Alla fine, dopo molta insistenza, è riuscita a parlare con uno psicologo che le ha detto che le sue condizioni erano molto gravi: aveva BPCO, polmonite e un problema cardiaco. Le ha lasciato il suo numero di telefono. Le hanno poi detto che sarebbe stato trasferito all'ospedale Scaravelli di Tunuyán. Maria crede che, non avendo famiglia, non ci fosse motivo di portarlo lontano. Ma non poteva andarlo a trovare; non ha un veicolo e non può permettersi il trasferimento.
"Ho chiamato l'ospedale Scaravelli per chiedere informazioni, ma mi hanno detto che non potevano farlo se non ero una parente. Li ho implorati e mi hanno detto che ero di cattivo umore. Ho spiegato che non c'erano parenti, che non riuscivo a trovarli e che se avessero avuto bisogno di qualcosa, avrebbero dovuto chiamarmi", ha raccontato la donna.
"Stavo lavorando mercoledì 4 giugno e verso le 11 del mattino mi hanno chiamato da Tunuyán. Mi hanno chiesto se fossi un parente. Ho detto di sì. Mi hanno detto che il signor Leiva era morto alle 9 del mattino. Ero molto triste. È morto lì, da solo ."
Promessa mantenutaHa fatto notare che i funzionari governativi hanno sostenuto che Juan non voleva andare in un canile, ma hanno detto che non lo avrebbero lasciato entrare con il cane, o che quando glielo avevano permesso era stato picchiato. Ha persino detto di essere stato picchiato lui stesso e che a volte sembrava pieno di lividi quando ci era andato. Maria ha anche messo in discussione il comportamento del medico dell'ambulanza: "Dovrebbe essere processato", ha osservato. Ora, dice di credere che il corpo di Juan sia ancora a Scaravelli, in attesa di provvedimenti governativi perché non sono stati trovati parenti. Sta ancora aspettando notizie di suo figlio da qualche strada della città.

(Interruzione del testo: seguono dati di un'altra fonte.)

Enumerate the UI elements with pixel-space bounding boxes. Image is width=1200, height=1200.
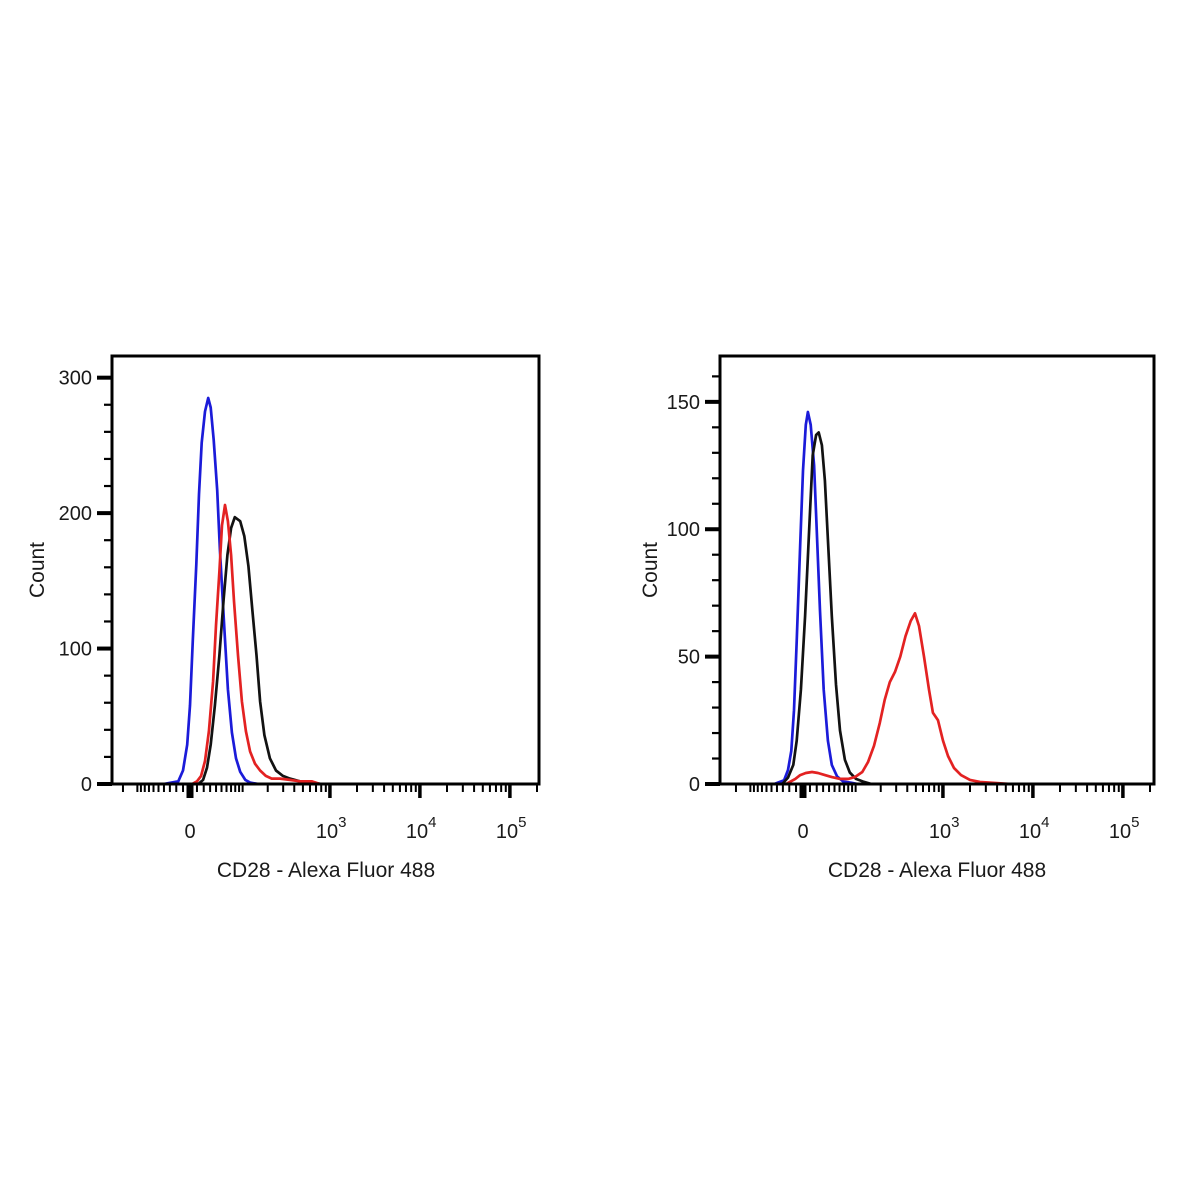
x-tick-label: 103 (929, 814, 960, 843)
y-tick-label: 0 (81, 774, 92, 796)
y-tick-label: 150 (667, 392, 700, 414)
histogram-curve-blue (720, 410, 1154, 785)
left-chart: 0 100 200 300 0 103 104 105 Count CD28 - Alexa… (26, 354, 541, 882)
x-tick-label: 104 (1019, 814, 1050, 843)
y-tick-label: 0 (689, 774, 700, 796)
y-tick-label: 100 (667, 519, 700, 541)
histogram-curve-blue (112, 396, 539, 785)
x-tick-label: 0 (797, 821, 808, 843)
right-y-axis-label: Count (639, 542, 662, 598)
left-x-axis-ticks: 0 103 104 105 (121, 785, 538, 843)
x-tick-label: 105 (1109, 814, 1140, 843)
x-tick-label: 103 (316, 814, 347, 843)
left-histogram-curves (112, 396, 539, 785)
x-tick-label: 104 (406, 814, 437, 843)
histogram-curve-black (112, 515, 539, 785)
histogram-curve-red (720, 611, 1154, 785)
right-x-axis-ticks: 0 103 104 105 (734, 785, 1151, 843)
right-histogram-curves (720, 410, 1154, 785)
x-tick-label: 0 (184, 821, 195, 843)
y-tick-label: 100 (59, 639, 92, 661)
right-x-axis-label: CD28 - Alexa Fluor 488 (828, 859, 1046, 882)
left-x-axis-label: CD28 - Alexa Fluor 488 (217, 859, 435, 882)
right-plot-border (718, 354, 1156, 786)
y-tick-label: 50 (678, 647, 700, 669)
left-plot-border (110, 354, 541, 786)
y-tick-label: 300 (59, 368, 92, 390)
y-tick-label: 200 (59, 503, 92, 525)
histogram-curve-black (720, 431, 1154, 785)
left-y-axis-label: Count (26, 542, 49, 598)
right-chart: 0 50 100 150 0 103 104 105 Count CD28 - Alexa … (639, 354, 1156, 882)
histogram-curve-red (112, 503, 539, 785)
left-y-axis-ticks: 0 100 200 300 (59, 368, 112, 796)
x-tick-label: 105 (496, 814, 527, 843)
right-y-axis-ticks: 0 50 100 150 (667, 375, 720, 796)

"Questa storia va raccontata perché ha dato la vita per il suo cane. È stato il suo compagno di vita, colui che gli ha dato amore. È così esasperante", ha detto Maria. Ha paragonato l'atteggiamento di altre persone più ricche verso gli animali e ha raccontato di come un costoso pick-up sia passato davanti a casa sua e abbia lanciato al vento un gattino. Lei lo ha raccolto e ora vive a casa sua. Juan non aveva niente, ma aveva un amico e dei valori.
Diverse persone riuscirono a dare una mano a Juan. A volte prendeva in prestito delle cose da un chiosco in via Rivadavia e un vicino, Mauricio, le pagava lui stesso.
Maria ha mantenuto la parola; ha tenuto Sultan a casa sua per diversi giorni, ma hanno dovuto trovargli una famiglia e darlo in adozione. Poi si è presentata la famiglia proprietaria del chiosco; lo conoscevano da quando era un cucciolo perché aveva frequentato la zona. La figlia dei proprietari ha aperto la sua casa al fedele amico di Juan affinché la storia avesse almeno un lieto fine. Ora ha un tetto, un riparo, cibo e amore. Dorme su uno dei divani con un cappottino blu per aiutarlo a resistere al freddo. " Ho detto a Juan che stavo mantenendo la promessa che Sultan avrebbe avuto una bella casa", dice Maria.